Samsung is now supplying customer samples of its SOCAMM2 memory module to AI data center customers — more than a month after Micron shipped the first samples and about a week after SK hynix entered mass production. The production hierarchy is the story: Micron shipped first, SK hynix is producing today, and Samsung is working through the final manufacturing ramp after resolving warpage defects that had delayed mass production. All three companies are chasing the same window — NVIDIA's next AI accelerator platform arrives in the second quarter, and whoever ships at volume when it does locks in the reference design position.
SOCAMM2 — Small Outline Compression Attached Memory Module 2 — is a server memory module built from LPDDR5X, the low-power memory architecture in smartphones and laptops, adapted for AI servers where moving data between processor and memory can consume as much power as the computation itself. All three companies claim substantially higher bandwidth and substantially lower power draw than the RDIMM standard currently in most servers.
SK hynix is producing today on 1cnm sixth-generation LPDDR5X, with more than twice the bandwidth and over 75 percent better power efficiency than conventional RDIMM, built for NVIDIA's Vera Rubin chip, according to SK hynix's press release and corroborated by TrendForce and Wccftech. Samsung claims up to 153.6 GB/s of bandwidth — 2.6 times higher than DDR-based server memory — and over 70 percent better power efficiency, according to Samsung Semiconductor's product page. Micron shipped the world's first 256GB SOCAMM2 customer samples in early March with 256GB of capacity, roughly a third higher than Samsung and SK hynix, but has not announced a production date, according to Micron's investor release. The density comes from its 1-gamma DRAM process.

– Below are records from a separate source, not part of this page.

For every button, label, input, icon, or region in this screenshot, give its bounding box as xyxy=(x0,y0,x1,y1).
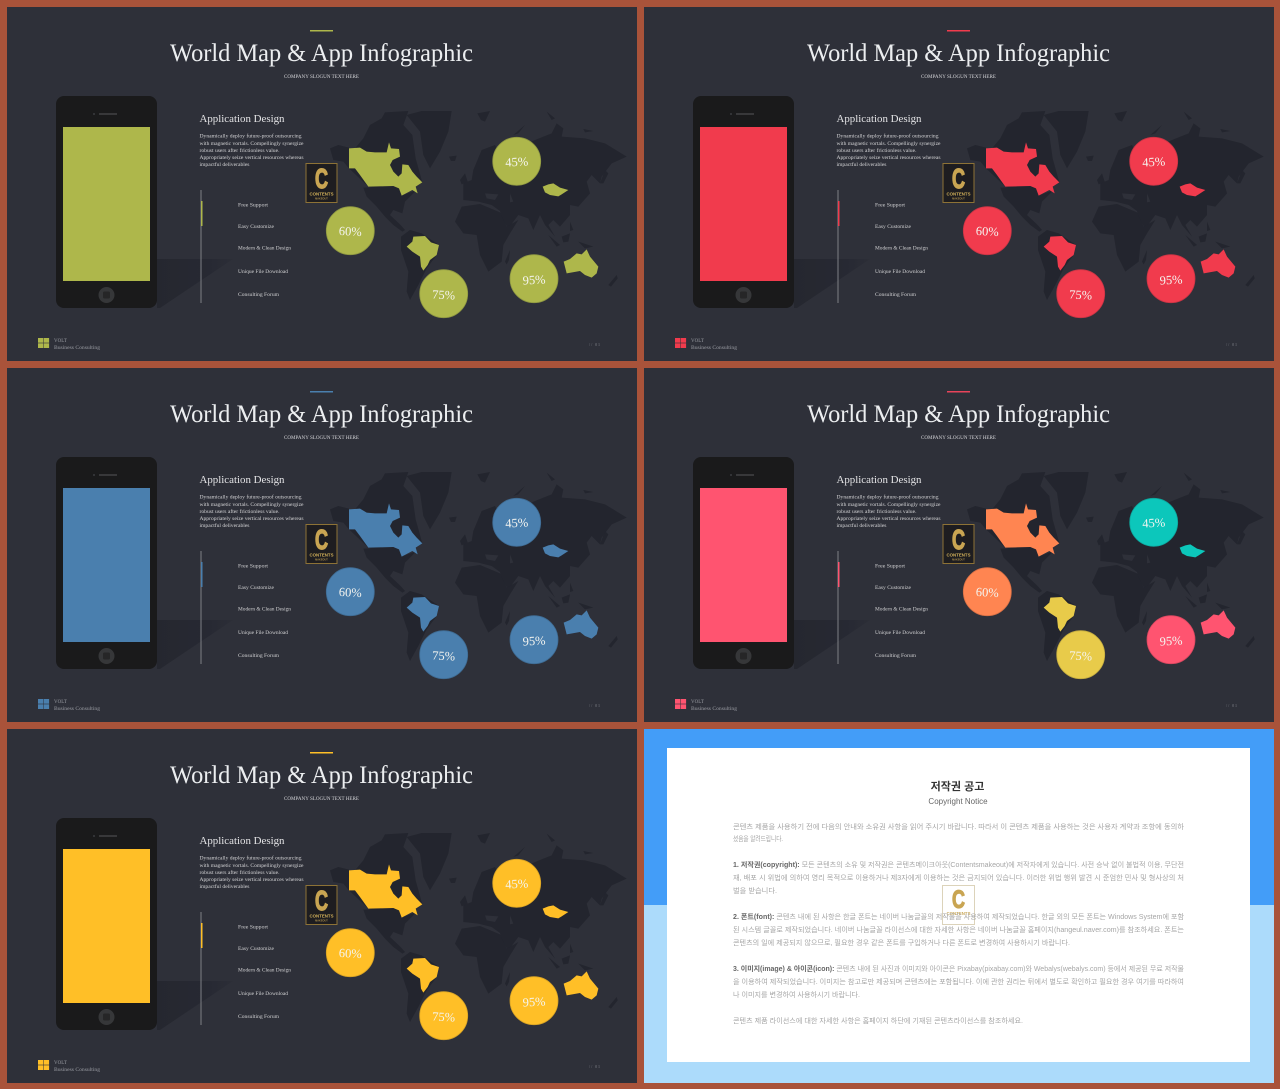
circle 75% xyxy=(1057,270,1105,318)
highlighted countries xyxy=(986,142,1235,278)
circle 45% xyxy=(1130,137,1178,185)
description: impactful deliverables xyxy=(200,522,250,529)
badge on notice: C xyxy=(952,886,965,914)
phone shadow xyxy=(157,981,233,1030)
circle 45% xyxy=(493,137,541,185)
phone xyxy=(693,96,794,308)
feature list: Unique File Download xyxy=(238,631,289,636)
world map xyxy=(330,833,627,1022)
badge: C xyxy=(952,524,965,555)
description: impactful deliverables xyxy=(836,161,886,168)
badge xyxy=(306,885,337,924)
circle 75% xyxy=(420,992,468,1040)
phone shadow xyxy=(157,620,233,669)
badge on notice: CONTENTS xyxy=(946,911,970,916)
notice subtitle: Copyright Notice xyxy=(928,797,988,806)
heading: Application Design xyxy=(200,113,285,125)
highlighted countries xyxy=(986,503,1235,639)
title: World Map & App Infographic xyxy=(807,401,1110,428)
badge on notice xyxy=(942,886,974,924)
circle 45% xyxy=(493,498,541,546)
circle 60% xyxy=(326,568,374,616)
description xyxy=(200,855,304,890)
badge: C xyxy=(952,163,965,194)
page number: // 01 xyxy=(589,342,600,347)
description: impactful deliverables xyxy=(836,522,886,529)
feature list: Easy Customize xyxy=(875,225,912,230)
feature list xyxy=(238,926,292,1020)
phone xyxy=(693,457,794,669)
footer text: Business Consulting xyxy=(54,1068,101,1073)
circle 60% xyxy=(963,568,1011,616)
feature list: Consulting Forum xyxy=(238,293,279,298)
footer text xyxy=(54,339,101,351)
slogan: COMPANY SLOGUN TEXT HERE xyxy=(284,797,359,802)
accent line xyxy=(947,30,970,32)
title: World Map & App Infographic xyxy=(170,762,473,789)
badge: CONTENTS xyxy=(310,914,334,918)
panel: multicolor variant xyxy=(644,368,1274,722)
feature list: Free Support xyxy=(238,564,269,570)
feature list: Free Support xyxy=(238,204,269,208)
slogan: COMPANY SLOGUN TEXT HERE xyxy=(921,75,996,80)
phone shadow xyxy=(794,259,870,308)
description: Appropriately seize vertical resources whereas xyxy=(200,877,304,883)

Samsung resolved manufacturing delays that had held up the product by lowering soldering temperatures from above 260C to below 150C and shifting the die configuration from a dual-tower to a single-tower structure for mechanical rigidity, according to TrendForce citing ETNews. Samsung says it is now working directly with NVIDIA on optimization for accelerated infrastructure, according to Samsung's news-events blog.
There is a tension in the production claims worth noting. JoongAng Ilbo, cited by TrendForce, reported Samsung is strengthening its position as the first in the industry to begin mass production of 192GB SOCAMM2 — which appears to clash with SK hynix's April 20 mass production announcement. Both can be true: the companies may be referring to different production stages, different product configurations, or different capacity points in their respective ramps. The honest summary is that all three are in or entering mass production on overlapping timelines.
Samsung says the module can be swapped without touching the mainboard, which matters in systems designed to run continuously, and that its horizontal layout aids airflow and heat-sink placement in both air- and liquid-cooled racks, according to Samsung Semiconductor. SK hynix makes the same serviceability pitch.
In Micron's internal testing, a system running 2 terabytes of low-power DRAM per CPU cut time-to-first-token latency on Llama 3 70B to 0.12 seconds from 0.28 seconds for a 1.5TB configuration, according to Micron. Vendor benchmarks are vendor benchmarks.
AMD wrote this month that LPDDR5X still needs stronger RAS — the reliability features that keep server memory running without silent data corruption — to match what DDR DIMMs have built for 24/7 operations, according to AMD's blog. If stacked LPDDR packaging carries a significant cost premium, some operators will keep RDIMM as the budget option. If the power numbers hold in production, that calculation changes.
SK hynix has production. Samsung has samples in customers' hands. Micron shipped first. The production hierarchy is not on a roadmap. It is what's happening right now.